Contributed by Tencent PCG ARC Laboratory Qubits | Public Account QbitAI A large multi-modal model that can process music has finally appeared! I saw that it accurately analyzed the melody and rhythm of the music, as well as the instruments used, and even the meaning...

2024-01-22 17:13:02 entertainment 4369℃

Tencent pcg arc laboratory contributed

qubit | Public account qbitai

A large multi-modal model that can process music has finally appeared!

saw that it accurately analyzed the melody and rhythm of the music, as well as the instruments used, and even the artistic conception.

[Please go to the official account for the music effect]

And it can not only listen, as long as you give it a text and picture, it will create it based on the text requirements after understanding the artistic conception of the picture:

[Please go to the official account for the music effect]

can even add sound to silent videos:

[Please go to the official account for music effects]

It can also edit existing music, such as removing the sound of drums from a piece of music

[Please go to the official account for music effects] These effects above

all come from the newly launched multi-modal model-based music understanding and generation framework m2ugen by Tencent pcg arc laboratory.

It can perform music understanding, music editing and multi-modal music generation (text/image/video to music generation). The

research team compared the five capabilities of the model with existing models one by one, and conducted subjective evaluation experiments on three subtasks of multi-modal music generation (text/image/video to music generation) and found that The performance of m2ugen model is better than existing models.
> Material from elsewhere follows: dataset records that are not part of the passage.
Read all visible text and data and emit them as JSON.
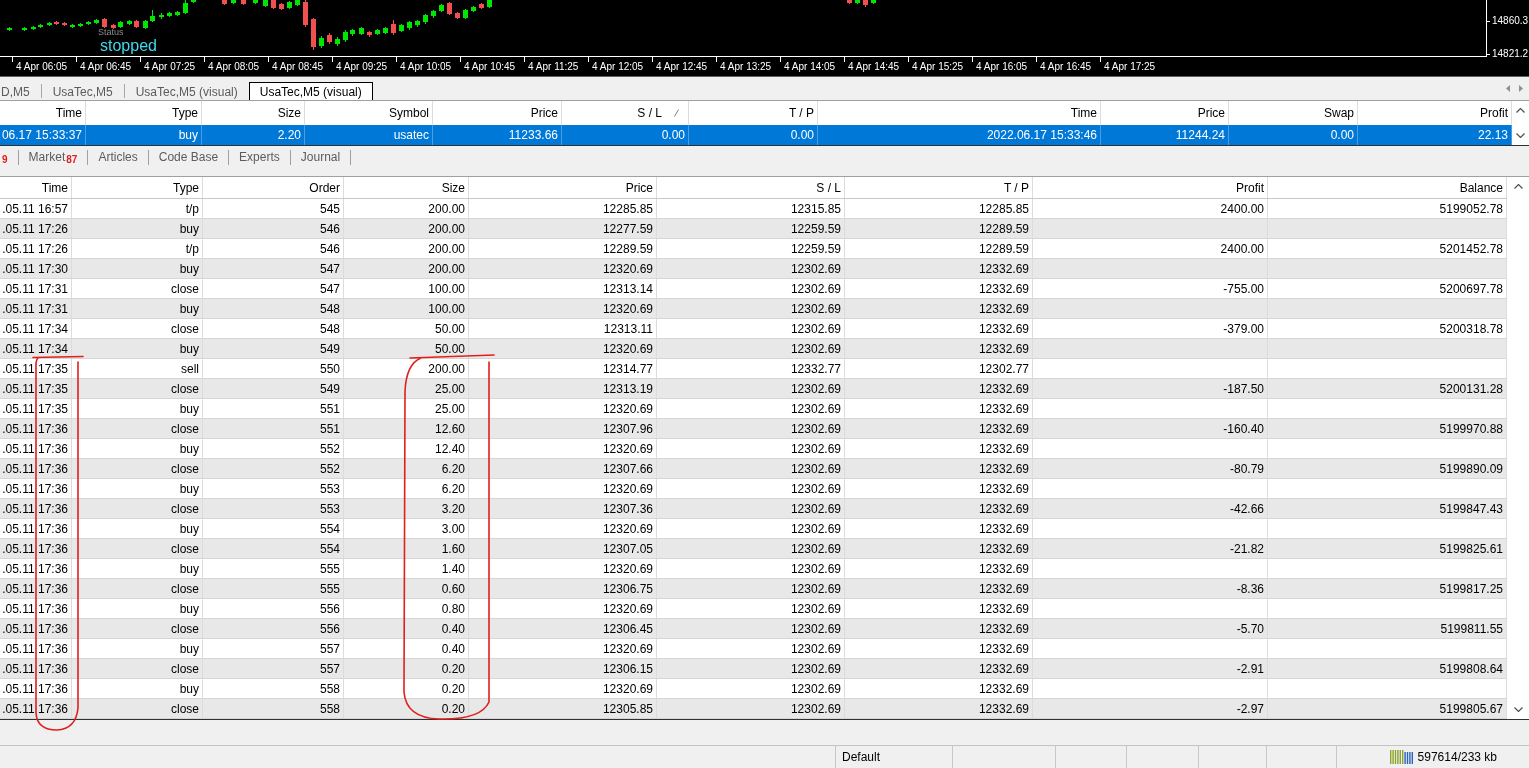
{
  "chart": {
    "status_label": "Status",
    "status_value": "stopped",
    "time_labels": [
      "4 Apr 06:05",
      "4 Apr 06:45",
      "4 Apr 07:25",
      "4 Apr 08:05",
      "4 Apr 08:45",
      "4 Apr 09:25",
      "4 Apr 10:05",
      "4 Apr 10:45",
      "4 Apr 11:25",
      "4 Apr 12:05",
      "4 Apr 12:45",
      "4 Apr 13:25",
      "4 Apr 14:05",
      "4 Apr 14:45",
      "4 Apr 15:25",
      "4 Apr 16:05",
      "4 Apr 16:45",
      "4 Apr 17:25"
    ],
    "price_labels": [
      "14860.3",
      "14821.2"
    ]
  },
  "chart_tabs": [
    {
      "label": "D,M5",
      "selected": false
    },
    {
      "label": "UsaTec,M5",
      "selected": false
    },
    {
      "label": "UsaTec,M5 (visual)",
      "selected": false
    },
    {
      "label": "UsaTec,M5 (visual)",
      "selected": true
    }
  ],
  "positions_table": {
    "columns": [
      {
        "label": "Time",
        "slash_mark": false
      },
      {
        "label": "Type",
        "slash_mark": false
      },
      {
        "label": "Size",
        "slash_mark": false
      },
      {
        "label": "Symbol",
        "slash_mark": false
      },
      {
        "label": "Price",
        "slash_mark": false
      },
      {
        "label": "S / L",
        "slash_mark": true
      },
      {
        "label": "T / P",
        "slash_mark": false
      },
      {
        "label": "Time",
        "slash_mark": false
      },
      {
        "label": "Price",
        "slash_mark": false
      },
      {
        "label": "Swap",
        "slash_mark": false
      },
      {
        "label": "Profit",
        "slash_mark": false
      }
    ],
    "rows": [
      {
        "selected": true,
        "cells": [
          "06.17 15:33:37",
          "buy",
          "2.20",
          "usatec",
          "11233.66",
          "0.00",
          "0.00",
          "2022.06.17 15:33:46",
          "11244.24",
          "0.00",
          "22.13"
        ]
      }
    ]
  },
  "terminal_tabs": [
    {
      "badge": "9",
      "selected": false
    },
    {
      "label": "Market",
      "badge": "87",
      "selected": false
    },
    {
      "label": "Articles",
      "selected": false
    },
    {
      "label": "Code Base",
      "selected": false
    },
    {
      "label": "Experts",
      "selected": false
    },
    {
      "label": "Journal",
      "selected": false
    }
  ],
  "history_table": {
    "columns": [
      "Time",
      "Type",
      "Order",
      "Size",
      "Price",
      "S / L",
      "T / P",
      "Profit",
      "Balance"
    ],
    "rows": [
      [
        ".05.11 16:57",
        "t/p",
        "545",
        "200.00",
        "12285.85",
        "12315.85",
        "12285.85",
        "2400.00",
        "5199052.78"
      ],
      [
        ".05.11 17:26",
        "buy",
        "546",
        "200.00",
        "12277.59",
        "12259.59",
        "12289.59"
      ],
      [
        ".05.11 17:26",
        "t/p",
        "546",
        "200.00",
        "12289.59",
        "12259.59",
        "12289.59",
        "2400.00",
        "5201452.78"
      ],
      [
        ".05.11 17:30",
        "buy",
        "547",
        "200.00",
        "12320.69",
        "12302.69",
        "12332.69"
      ],
      [
        ".05.11 17:31",
        "close",
        "547",
        "100.00",
        "12313.14",
        "12302.69",
        "12332.69",
        "-755.00",
        "5200697.78"
      ],
      [
        ".05.11 17:31",
        "buy",
        "548",
        "100.00",
        "12320.69",
        "12302.69",
        "12332.69"
      ],
      [
        ".05.11 17:34",
        "close",
        "548",
        "50.00",
        "12313.11",
        "12302.69",
        "12332.69",
        "-379.00",
        "5200318.78"
      ],
      [
        ".05.11 17:34",
        "buy",
        "549",
        "50.00",
        "12320.69",
        "12302.69",
        "12332.69"
      ],
      [
        ".05.11 17:35",
        "sell",
        "550",
        "200.00",
        "12314.77",
        "12332.77",
        "12302.77"
      ],
      [
        ".05.11 17:35",
        "close",
        "549",
        "25.00",
        "12313.19",
        "12302.69",
        "12332.69",
        "-187.50",
        "5200131.28"
      ],
      [
        ".05.11 17:35",
        "buy",
        "551",
        "25.00",
        "12320.69",
        "12302.69",
        "12332.69"
      ],
      [
        ".05.11 17:36",
        "close",
        "551",
        "12.60",
        "12307.96",
        "12302.69",
        "12332.69",
        "-160.40",
        "5199970.88"
      ],
      [
        ".05.11 17:36",
        "buy",
        "552",
        "12.40",
        "12320.69",
        "12302.69",
        "12332.69"
      ],
      [
        ".05.11 17:36",
        "close",
        "552",
        "6.20",
        "12307.66",
        "12302.69",
        "12332.69",
        "-80.79",
        "5199890.09"
      ],
      [
        ".05.11 17:36",
        "buy",
        "553",
        "6.20",
        "12320.69",
        "12302.69",
        "12332.69"
      ],
      [
        ".05.11 17:36",
        "close",
        "553",
        "3.20",
        "12307.36",
        "12302.69",
        "12332.69",
        "-42.66",
        "5199847.43"
      ],
      [
        ".05.11 17:36",
        "buy",
        "554",
        "3.00",
        "12320.69",
        "12302.69",
        "12332.69"
      ],
      [
        ".05.11 17:36",
        "close",
        "554",
        "1.60",
        "12307.05",
        "12302.69",
        "12332.69",
        "-21.82",
        "5199825.61"
      ],
      [
        ".05.11 17:36",
        "buy",
        "555",
        "1.40",
        "12320.69",
        "12302.69",
        "12332.69"
      ],
      [
        ".05.11 17:36",
        "close",
        "555",
        "0.60",
        "12306.75",
        "12302.69",
        "12332.69",
        "-8.36",
        "5199817.25"
      ],
      [
        ".05.11 17:36",
        "buy",
        "556",
        "0.80",
        "12320.69",
        "12302.69",
        "12332.69"
      ],
      [
        ".05.11 17:36",
        "close",
        "556",
        "0.40",
        "12306.45",
        "12302.69",
        "12332.69",
        "-5.70",
        "5199811.55"
      ],
      [
        ".05.11 17:36",
        "buy",
        "557",
        "0.40",
        "12320.69",
        "12302.69",
        "12332.69"
      ],
      [
        ".05.11 17:36",
        "close",
        "557",
        "0.20",
        "12306.15",
        "12302.69",
        "12332.69",
        "-2.91",
        "5199808.64"
      ],
      [
        ".05.11 17:36",
        "buy",
        "558",
        "0.20",
        "12320.69",
        "12302.69",
        "12332.69"
      ],
      [
        ".05.11 17:36",
        "close",
        "558",
        "0.20",
        "12305.85",
        "12302.69",
        "12332.69",
        "-2.97",
        "5199805.67"
      ]
    ]
  },
  "status_bar": {
    "profile": "Default",
    "memory": "597614/233 kb"
  }
}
In addition, since there are not many suitable data sets for model training, the research team also developed a set of data generation methods and produced four data sets of mucaps, muedit, muimage, and muvideo and released them. At present, the

team has open sourced the model code library on github, and opened the model weights and training data sets on huggingface (application required).

So, how is m2ugen implemented? The

model is divided into four modules. The

m2ugen model is divided into four module areas, namely multimodal feature encoder, multimodal understanding adapter, bridge llm, and music understanding and generation module.

The following figure shows the overall framework of the m2ugen model:

Multimodal feature encoder

In order to achieve multimodal music understanding and generation, the model needs to process multimodal input.

Based on this, the research team applied some existing modal encoders, such as the music encoder mert, the image encoder vit, and the video encoder vivit.

vit and vivit are two transformer-based encoders commonly used in the visual field. They are often involved in some existing LLM-related work, so developers choose these two as image and video encoders respectively.

For music input, the previous work mu-llama proved that the mert model is significantly better than other compared audio/music encoders, so the research team in m2ugen selected mert as the encoder for music input.

multi-modal understanding adapter

The main function of this module is to integrate the information of the feature vector output by the encoder and input it into the subsequent llm and control the output of the llm together with the text input.

is shown in the figure below. This module mainly consists of a 1d convolution layer, a linear mapping layer and a dense network module.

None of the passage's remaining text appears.